Scripting and printing
Looking back at the website, (you bookmarked it, right?) we have been using the REPL window pane on the right, but haven't talked about the pane on the left. This window is just a text editor. Instead of running the program with each line you type, it allows you to write multiple lines of code before executing it all. Let's try typing something in it. Once you are done typing all the code you can click the "Run" button.
number = 4
number = number + 1
But when you click run, nothing happens. So let's provide another statement to our program.
number = 4
number = number + 1
print(number)
Now when you click Run, the text 5
appears in the right-hand pane.
When you told it to run, it read and evaluated each line of the code in sequence.
You can print any type of data, not just numbers:
print("hello")
Remember those other functions we used before? You can write those inside of a print statement.
print(string.reverse("hello"))
We can even print functions themselves:
print(string.reverse)
And see a memory location of where that function exists:
function: 0x1795320
This can serve as a unique indentity for that function, which we'll see more of in a later page.
Lua provides this print
function to allow us to poke around while our program is running.

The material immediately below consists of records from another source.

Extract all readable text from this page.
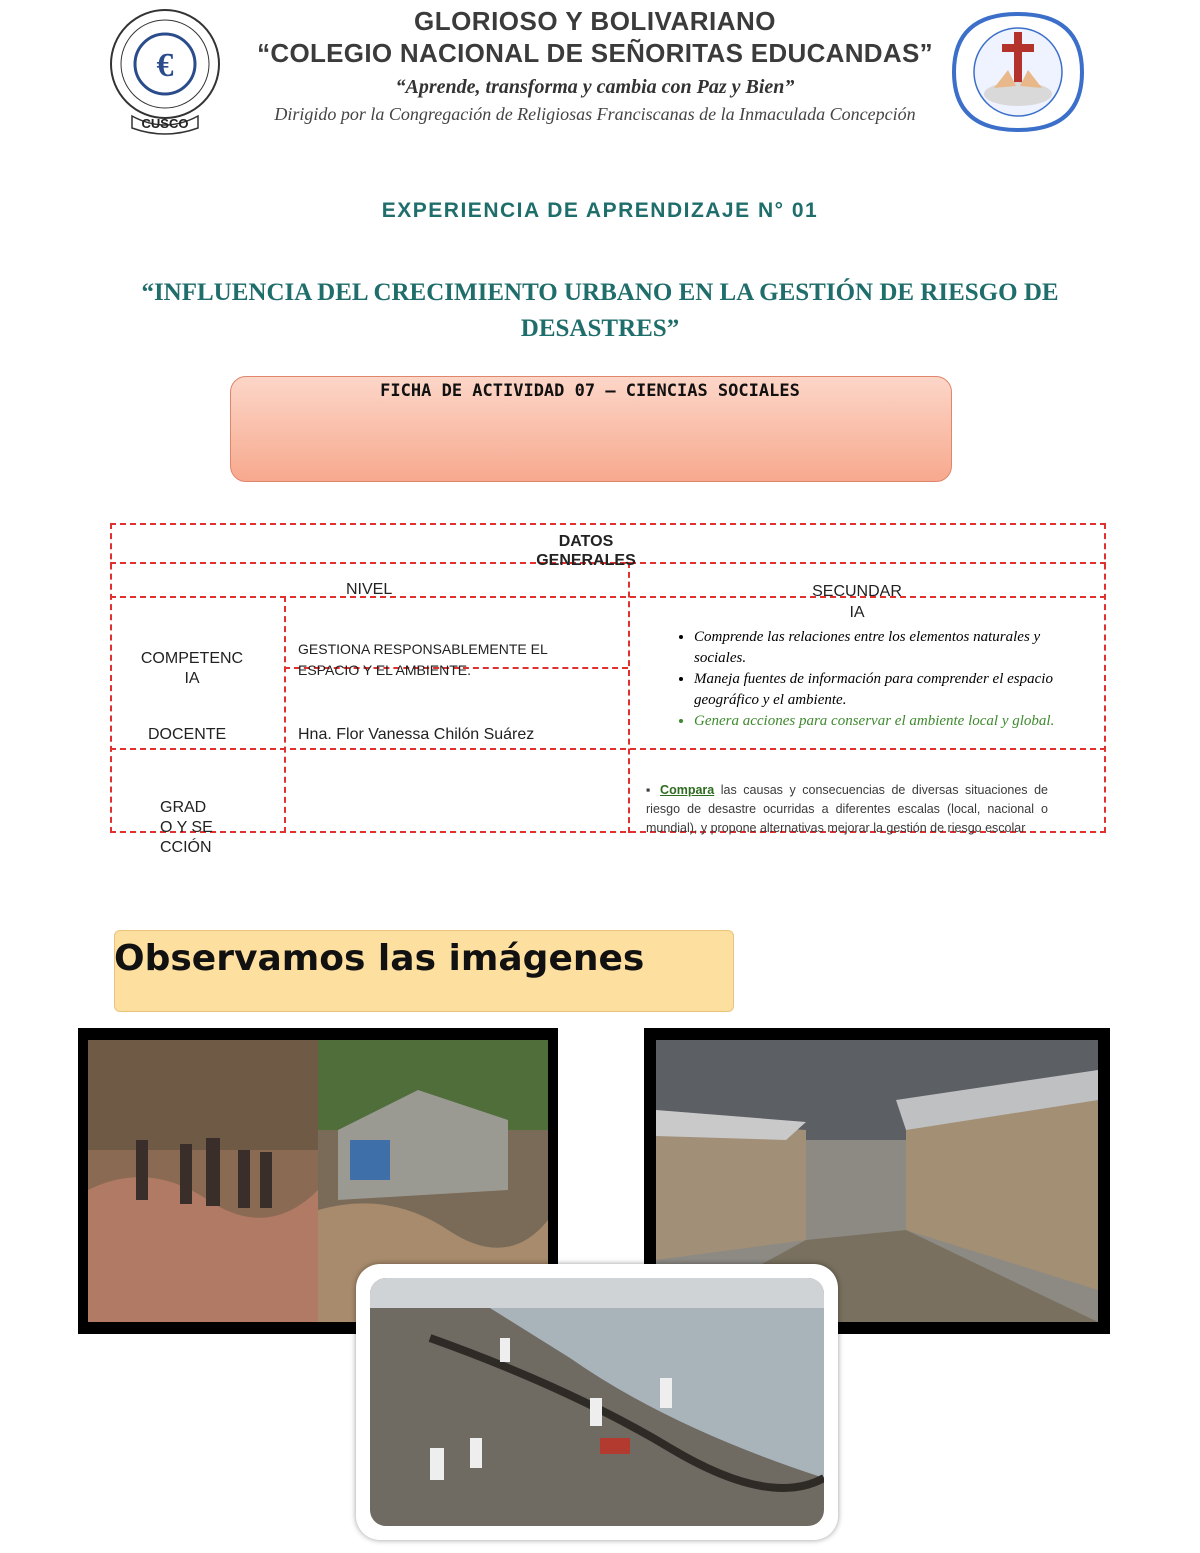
€
CUSCO
GLORIOSO Y BOLIVARIANO
“COLEGIO NACIONAL DE SEÑORITAS EDUCANDAS”
“Aprende, transforma y cambia con Paz y Bien”
Dirigido por la Congregación de Religiosas Franciscanas de la Inmaculada Concepción
EXPERIENCIA DE APRENDIZAJE N° 01
“INFLUENCIA DEL CRECIMIENTO URBANO EN LA GESTIÓN DE RIESGO DE DESASTRES”
FICHA DE ACTIVIDAD 07 – CIENCIAS SOCIALES
DATOS GENERALES
NIVEL	SECUNDARIA
COMPETENCIA
GESTIONA RESPONSABLEMENTE EL ESPACIO Y EL AMBIENTE.
DOCENTE	Hna. Flor Vanessa Chilón Suárez
GRADO Y SECCIÓN
• Comprende las relaciones entre los elementos naturales y sociales.
• Maneja fuentes de información para comprender el espacio geográfico y el ambiente.
• Genera acciones para conservar el ambiente local y global.
▪ Compara las causas y consecuencias de diversas situaciones de riesgo de desastre ocurridas a diferentes escalas (local, nacional o mundial), y propone alternativas mejorar la gestión de riesgo escolar
Observamos las imágenes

We can print as many things as we want.
print("hello")
print("world")
Exercises
- When we pass data into a function, it is called an argument. We passed 1 argument into
print
but it can pass in two, or three, or more. What does it look like when you print multiple arguments? - When using a text editor along-side the REPL you can run the code without the mouse by pressing 'command + enter' on Mac and 'Ctrl + Enter' on Windows. Does this speed up your learning?